Question

State Gauss’s law in electrostatics.

Answer 1

Hint : In electrostatics, Gauss law plays an important role. It is helpful in those problems where we can construct an imaginary surface to find the electric field. As electric flux gives the intensity of electric field.

Complete step by step solution: If Q is the net charge enclosed by a surface and ${\varepsilon _0}$ is the permittivity of the vacuum, then scientist Gauss found that the electric flux through that closed surface will become-
$\phi = \dfrac{Q}{{{\varepsilon _0}}}$
Hence, Gauss states that in electrostatics the total electric flux through a closed surface is always equal to the ratio of the net charge enclosed by the surface and the permittivity of the vacuum.
The integral formula of the Gauss law is-
\[\phi = \oint\limits_S {\overrightarrow E } .\overrightarrow {ds} = \dfrac{Q}{{{\varepsilon _0}}}\]
Here $\oint\limits_S {} $ is the surface integral of that closed surface.

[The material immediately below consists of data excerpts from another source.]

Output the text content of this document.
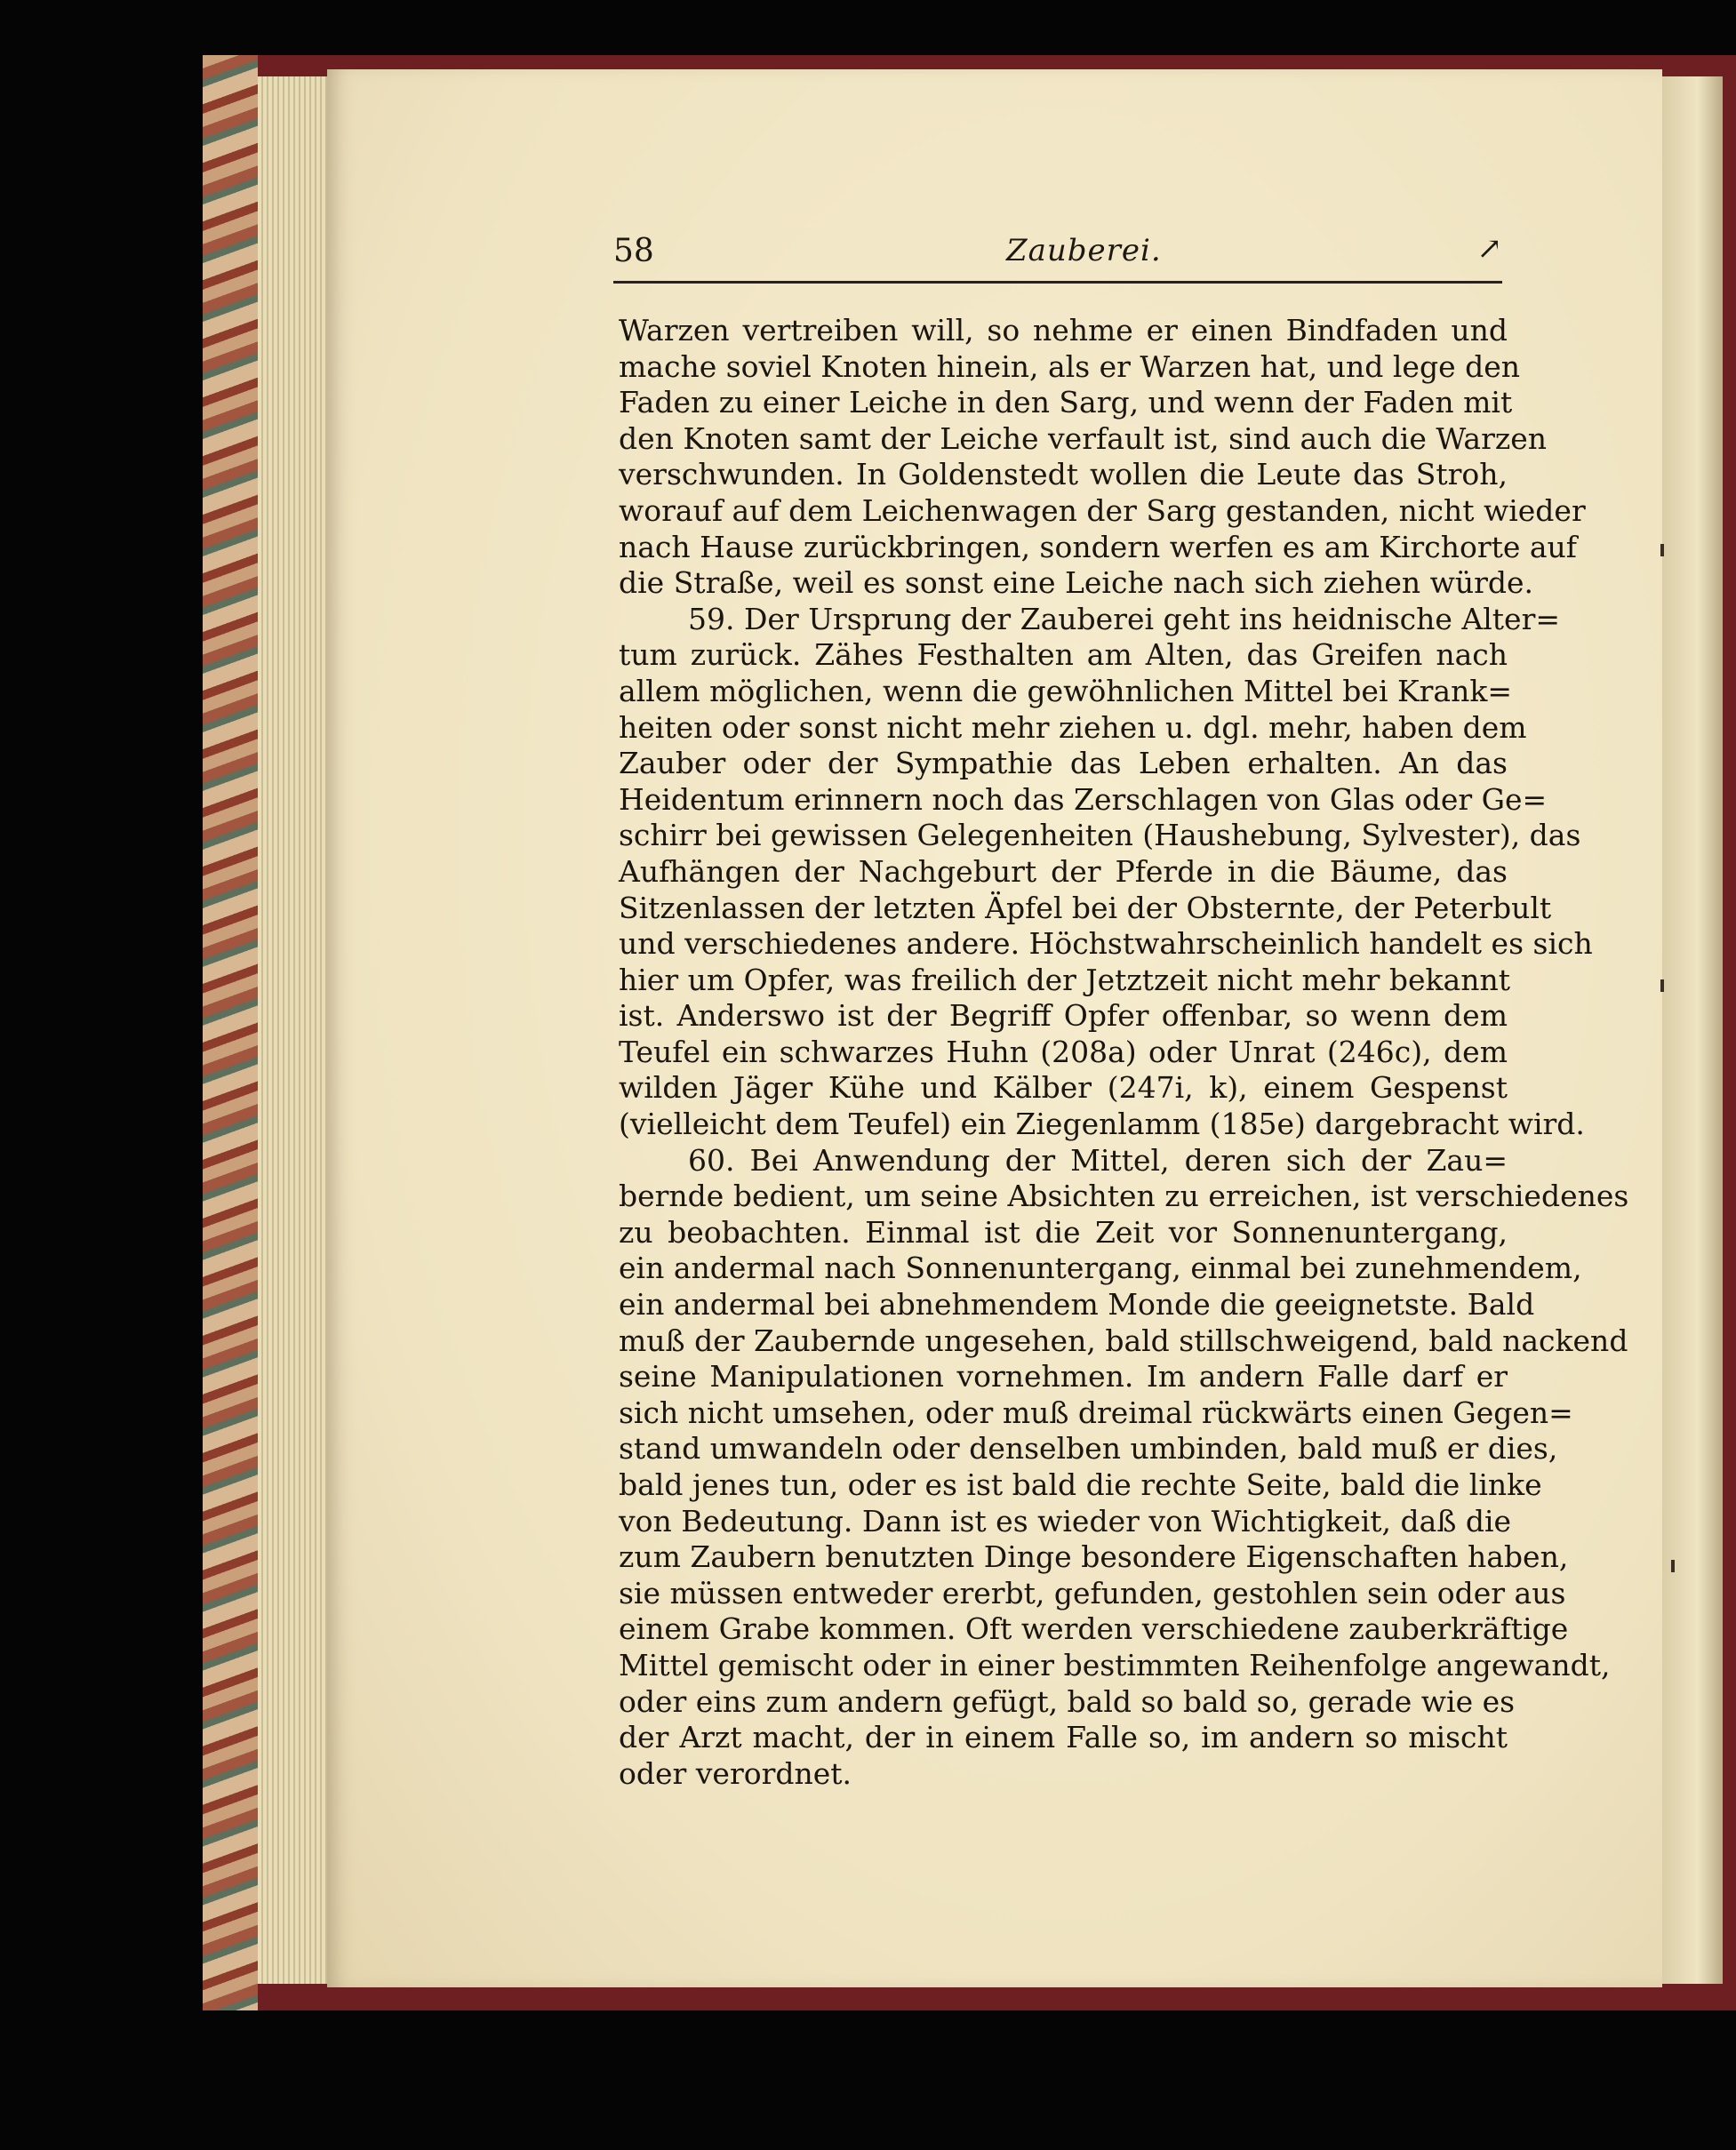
58	Zauberei.	↗
Warzen vertreiben will, so nehme er einen Bindfaden und
mache soviel Knoten hinein, als er Warzen hat, und lege den
Faden zu einer Leiche in den Sarg, und wenn der Faden mit
den Knoten samt der Leiche verfault ist, sind auch die Warzen
verschwunden. In Goldenstedt wollen die Leute das Stroh,
worauf auf dem Leichenwagen der Sarg gestanden, nicht wieder
nach Hause zurückbringen, sondern werfen es am Kirchorte auf
die Straße, weil es sonst eine Leiche nach sich ziehen würde.
59. Der Ursprung der Zauberei geht ins heidnische Alter=
tum zurück. Zähes Festhalten am Alten, das Greifen nach
allem möglichen, wenn die gewöhnlichen Mittel bei Krank=
heiten oder sonst nicht mehr ziehen u. dgl. mehr, haben dem
Zauber oder der Sympathie das Leben erhalten. An das
Heidentum erinnern noch das Zerschlagen von Glas oder Ge=
schirr bei gewissen Gelegenheiten (Haushebung, Sylvester), das
Aufhängen der Nachgeburt der Pferde in die Bäume, das
Sitzenlassen der letzten Äpfel bei der Obsternte, der Peterbult
und verschiedenes andere. Höchstwahrscheinlich handelt es sich
hier um Opfer, was freilich der Jetztzeit nicht mehr bekannt
ist. Anderswo ist der Begriff Opfer offenbar, so wenn dem
Teufel ein schwarzes Huhn (208a) oder Unrat (246c), dem
wilden Jäger Kühe und Kälber (247i, k), einem Gespenst
(vielleicht dem Teufel) ein Ziegenlamm (185e) dargebracht wird.
60. Bei Anwendung der Mittel, deren sich der Zau=
bernde bedient, um seine Absichten zu erreichen, ist verschiedenes
zu beobachten. Einmal ist die Zeit vor Sonnenuntergang,
ein andermal nach Sonnenuntergang, einmal bei zunehmendem,
ein andermal bei abnehmendem Monde die geeignetste. Bald
muß der Zaubernde ungesehen, bald stillschweigend, bald nackend
seine Manipulationen vornehmen. Im andern Falle darf er
sich nicht umsehen, oder muß dreimal rückwärts einen Gegen=
stand umwandeln oder denselben umbinden, bald muß er dies,
bald jenes tun, oder es ist bald die rechte Seite, bald die linke
von Bedeutung. Dann ist es wieder von Wichtigkeit, daß die
zum Zaubern benutzten Dinge besondere Eigenschaften haben,
sie müssen entweder ererbt, gefunden, gestohlen sein oder aus
einem Grabe kommen. Oft werden verschiedene zauberkräftige
Mittel gemischt oder in einer bestimmten Reihenfolge angewandt,
oder eins zum andern gefügt, bald so bald so, gerade wie es
der Arzt macht, der in einem Falle so, im andern so mischt
oder verordnet.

Additional Information: Gauss law is a very important law of electrostatics. Some important applications are-
1. Gauss law can be helpful in those problems where an imaginary closed surface can be constructed to calculate the electric field. This imaginary surface is known as Gaussian surface.
2. Gauss law can be used for all types of closed surfaces having different shapes and sizes.
3. If symmetry can be made in any problem then Gauss law makes the problem more easier and the integral part will be solved easily.

Note: We have to remember that in electrostatics the charge is motionless. We have to keep in mind that electric flux gives the intensity of the electric field. The permittivity which is taken in the Gauss formula is always the permittivity of the vacuum.